Democratic U.S. Senate candidate Graham Platner blasted the ongoing American and Israeli attacks on Iran at a protest in Brewer Sunday evening.
Platner’s military career and his anti-establishment campaign converged in his speech emphasizing the toll of war on working class Americans.
About 100 people gathered for the rally, which was held inside the Eastern Maine Labor Council building.
Platner contended that “nobody wants this war,” saying the operation was being pushed by Israel and Saudi Arabia and used by the Trump administration as a distraction from the Epstein files.
Trump and other elites named in the files are “terrified that we’re going to start wondering why the hell we let them stay in power,” Platner told the crowd, encouraging them to urge their representatives to pass a war powers resolution and “prepare ourselves to get in the streets.”
Platner also said Congress should rescind the 2001 Authorization for the Use of Military Force Against September 11 Terrorists, which ceded some power over military decision to the executive branch and has been used to justify military operations in at least 22 countries.
Speakers at the rally emphasized the effect that an extended war in the Middle East would have on military servicemembers and families in the U.S.
“It is the American people who have to bear the brunt of combat,” Platner said. “It is American friends who have to watch their best friends come home from a war and struggle for years with physical and mental trauma. That is who bears the brunt of all this. Never those in power.”
The Marine veteran held a moment of silence for the three American servicemembers confirmed dead and the Iranian civilians killed in the attacks thus far.

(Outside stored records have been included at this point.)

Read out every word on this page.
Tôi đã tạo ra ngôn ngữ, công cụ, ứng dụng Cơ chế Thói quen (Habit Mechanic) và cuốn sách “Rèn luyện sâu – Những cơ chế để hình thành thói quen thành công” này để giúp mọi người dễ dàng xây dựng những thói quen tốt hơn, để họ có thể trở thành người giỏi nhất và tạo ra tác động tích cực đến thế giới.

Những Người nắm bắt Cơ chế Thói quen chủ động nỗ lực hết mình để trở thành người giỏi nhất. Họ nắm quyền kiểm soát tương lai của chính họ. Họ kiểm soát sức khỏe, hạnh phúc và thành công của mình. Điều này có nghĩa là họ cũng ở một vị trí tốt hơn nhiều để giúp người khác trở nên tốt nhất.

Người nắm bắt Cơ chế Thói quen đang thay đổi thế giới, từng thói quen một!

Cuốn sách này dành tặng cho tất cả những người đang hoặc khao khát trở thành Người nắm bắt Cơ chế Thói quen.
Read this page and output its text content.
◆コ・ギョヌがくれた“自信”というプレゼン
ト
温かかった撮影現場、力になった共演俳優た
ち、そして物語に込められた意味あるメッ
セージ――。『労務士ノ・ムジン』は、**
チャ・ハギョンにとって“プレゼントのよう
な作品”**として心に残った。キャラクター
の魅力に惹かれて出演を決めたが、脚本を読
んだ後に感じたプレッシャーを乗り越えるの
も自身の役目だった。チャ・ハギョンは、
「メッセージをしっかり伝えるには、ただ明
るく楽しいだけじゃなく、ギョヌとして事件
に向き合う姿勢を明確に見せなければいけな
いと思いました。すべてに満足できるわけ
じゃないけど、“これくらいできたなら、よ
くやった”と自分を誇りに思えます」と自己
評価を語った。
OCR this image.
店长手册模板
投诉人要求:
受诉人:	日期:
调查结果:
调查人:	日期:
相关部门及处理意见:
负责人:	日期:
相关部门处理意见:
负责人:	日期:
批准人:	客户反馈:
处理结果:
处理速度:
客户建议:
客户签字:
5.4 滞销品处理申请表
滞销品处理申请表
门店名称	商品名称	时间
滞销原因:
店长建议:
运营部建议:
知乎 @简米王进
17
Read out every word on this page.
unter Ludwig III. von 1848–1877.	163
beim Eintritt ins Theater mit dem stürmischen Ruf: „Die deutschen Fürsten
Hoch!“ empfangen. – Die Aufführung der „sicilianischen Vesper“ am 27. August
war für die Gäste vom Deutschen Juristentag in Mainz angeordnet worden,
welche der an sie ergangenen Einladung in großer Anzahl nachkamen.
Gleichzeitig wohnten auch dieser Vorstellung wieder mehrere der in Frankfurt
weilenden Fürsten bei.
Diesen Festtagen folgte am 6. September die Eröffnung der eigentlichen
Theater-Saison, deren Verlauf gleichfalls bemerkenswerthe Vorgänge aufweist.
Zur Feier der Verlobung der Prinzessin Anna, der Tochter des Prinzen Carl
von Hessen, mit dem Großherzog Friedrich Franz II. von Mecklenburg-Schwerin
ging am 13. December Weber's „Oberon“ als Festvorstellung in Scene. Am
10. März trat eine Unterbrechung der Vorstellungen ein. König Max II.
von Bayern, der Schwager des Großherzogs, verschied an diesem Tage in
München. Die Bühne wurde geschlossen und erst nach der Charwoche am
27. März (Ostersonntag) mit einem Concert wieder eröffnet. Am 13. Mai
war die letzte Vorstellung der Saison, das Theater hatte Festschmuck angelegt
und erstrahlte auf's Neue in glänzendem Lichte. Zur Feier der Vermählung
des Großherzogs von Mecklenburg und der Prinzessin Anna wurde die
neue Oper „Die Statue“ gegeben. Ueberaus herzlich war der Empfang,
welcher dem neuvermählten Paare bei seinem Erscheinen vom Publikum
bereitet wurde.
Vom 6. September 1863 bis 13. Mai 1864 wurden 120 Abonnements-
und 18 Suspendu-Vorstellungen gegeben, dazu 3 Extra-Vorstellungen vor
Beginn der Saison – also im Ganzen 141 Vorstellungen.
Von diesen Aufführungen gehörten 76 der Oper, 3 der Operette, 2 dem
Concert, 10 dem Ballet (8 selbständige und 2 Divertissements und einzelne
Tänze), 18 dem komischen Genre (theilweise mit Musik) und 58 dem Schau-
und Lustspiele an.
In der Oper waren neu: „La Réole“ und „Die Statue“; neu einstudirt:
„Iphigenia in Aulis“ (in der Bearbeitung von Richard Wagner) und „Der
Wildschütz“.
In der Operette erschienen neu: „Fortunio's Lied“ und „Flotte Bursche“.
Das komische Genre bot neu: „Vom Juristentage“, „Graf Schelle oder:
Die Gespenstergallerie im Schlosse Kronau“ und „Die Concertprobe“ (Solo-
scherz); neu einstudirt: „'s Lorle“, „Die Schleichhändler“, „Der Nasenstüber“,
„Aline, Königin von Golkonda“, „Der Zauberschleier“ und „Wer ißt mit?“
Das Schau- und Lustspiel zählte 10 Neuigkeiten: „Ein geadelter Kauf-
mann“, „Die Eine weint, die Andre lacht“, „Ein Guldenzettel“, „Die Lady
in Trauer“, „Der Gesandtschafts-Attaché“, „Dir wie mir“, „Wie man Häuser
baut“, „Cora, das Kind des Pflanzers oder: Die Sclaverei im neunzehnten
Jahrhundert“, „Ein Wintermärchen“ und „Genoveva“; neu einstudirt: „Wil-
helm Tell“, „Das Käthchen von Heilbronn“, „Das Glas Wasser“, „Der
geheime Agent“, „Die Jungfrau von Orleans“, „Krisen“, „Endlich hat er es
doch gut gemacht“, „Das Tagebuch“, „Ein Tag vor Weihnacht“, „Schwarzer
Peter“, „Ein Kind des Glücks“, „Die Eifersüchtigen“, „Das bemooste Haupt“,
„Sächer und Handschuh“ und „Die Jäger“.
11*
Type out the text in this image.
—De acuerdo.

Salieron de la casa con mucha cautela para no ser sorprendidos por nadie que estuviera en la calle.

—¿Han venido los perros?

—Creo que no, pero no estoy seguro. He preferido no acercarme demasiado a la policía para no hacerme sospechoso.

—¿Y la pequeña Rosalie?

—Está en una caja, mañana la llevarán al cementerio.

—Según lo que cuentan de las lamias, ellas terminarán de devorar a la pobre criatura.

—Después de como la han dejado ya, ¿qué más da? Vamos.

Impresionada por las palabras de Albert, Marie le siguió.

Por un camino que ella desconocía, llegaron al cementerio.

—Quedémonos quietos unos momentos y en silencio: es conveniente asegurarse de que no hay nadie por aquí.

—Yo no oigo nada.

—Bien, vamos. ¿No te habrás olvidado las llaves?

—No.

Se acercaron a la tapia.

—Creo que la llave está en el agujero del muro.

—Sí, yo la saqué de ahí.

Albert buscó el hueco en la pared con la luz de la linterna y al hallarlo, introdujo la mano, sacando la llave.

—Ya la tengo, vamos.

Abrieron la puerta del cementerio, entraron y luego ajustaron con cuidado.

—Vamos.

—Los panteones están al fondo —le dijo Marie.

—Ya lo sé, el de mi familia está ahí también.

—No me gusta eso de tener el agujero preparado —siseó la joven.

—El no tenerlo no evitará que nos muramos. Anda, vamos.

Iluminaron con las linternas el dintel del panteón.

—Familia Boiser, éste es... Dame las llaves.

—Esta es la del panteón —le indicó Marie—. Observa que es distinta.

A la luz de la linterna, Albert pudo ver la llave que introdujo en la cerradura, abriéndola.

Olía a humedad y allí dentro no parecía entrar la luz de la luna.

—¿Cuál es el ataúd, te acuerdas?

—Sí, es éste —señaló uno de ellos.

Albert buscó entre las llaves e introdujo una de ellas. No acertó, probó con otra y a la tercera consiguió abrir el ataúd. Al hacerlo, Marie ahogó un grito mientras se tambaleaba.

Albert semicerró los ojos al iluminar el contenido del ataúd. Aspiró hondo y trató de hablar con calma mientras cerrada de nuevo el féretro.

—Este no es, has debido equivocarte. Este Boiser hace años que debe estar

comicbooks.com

“Everybody in this room has more in common with an Iranian working class person, or a Cuban working class person, or a Venezuelan working class person, than any of the Epstein class that run this country,” said Adam Toothaker, a retired U.S. Marine Corps intelligence officer and president of a local chapter of Veterans for Peace.
Toothaker and others referenced the children killed in a strike on a girls’ elementary school Saturday, which killed more than 100 people, according to Iranian state media.
Speakers also linked U.S. military actions to class inequality in the U.S.
“We keep being told there’s no money for housing, for healthcare, or for food, but there is always money for bombs and there is always money for war in the Middle East,” congressional candidate Paige Loud said.
Other speakers included state representative Amy Roeder and state auditor Matt Dunlap, who are currently campaigning for state Senate and the 2nd Congressional District seat, respectively, and several veterans involved in local advocacy.
Attendees said they were motivated by Platner’s focus on working people and his stance against the attacks on Iran.
“What’s happening in this country is what my parents ran away from,” said Andrei Yermakov, who has been canvassing for Platner and said his parents immigrated to the U.S. from Russia and Ukraine to escape war and persecution.
“I’m glad they’re not here to see this,” he said.